L’ingénieur Trípras ne sera pas seulement pour la première fois président de la République grecque. Il sera le premier à être investi par une fonction strictement laïque, sans la traditionnelle présence du patriarche d’Athènes. Il sera le premier à en finir avec 40 ans de bipartisme, dans un pays qui a vu trois générations successives de la famille Papandreou au pouvoir. Il sera le premier avec une claire orientation anti-austérité dans une Union européenne lassée d’une opposition Nord – Sud.
Aujourd’hui, la seconde voie a gagné, celle d’une alternative négociée, avec l’Europe, en Europe.
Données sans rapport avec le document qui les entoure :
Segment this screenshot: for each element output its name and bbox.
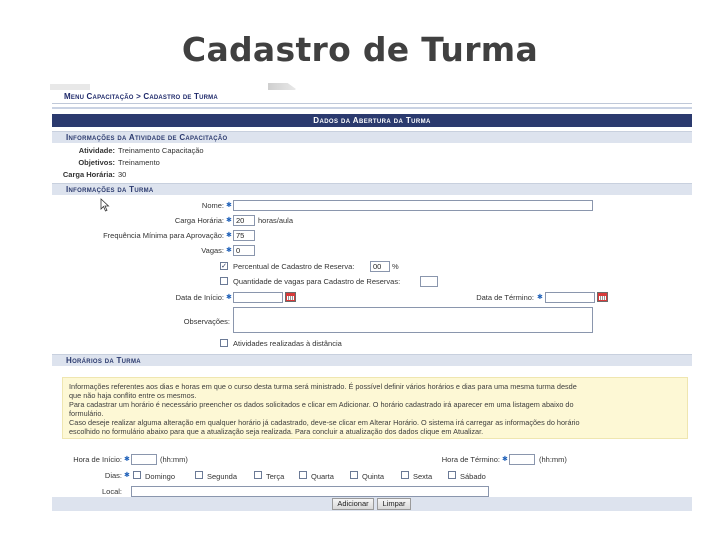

Mais il ne faut pas baisser la garde, car un effondrement de cette coalition pourrait bien être propice à une troisième voie sans l’Europe, hors de l’Europe. La Grèce a été le berceau de la démocratie mais pourrait bien en être le tombeau. Comme l’écrivait Lord Byron, “1000 ans sont à peine suffisants pour créer un Etat. Mais il peut suffire d’une heure pour le réduire en poussière”.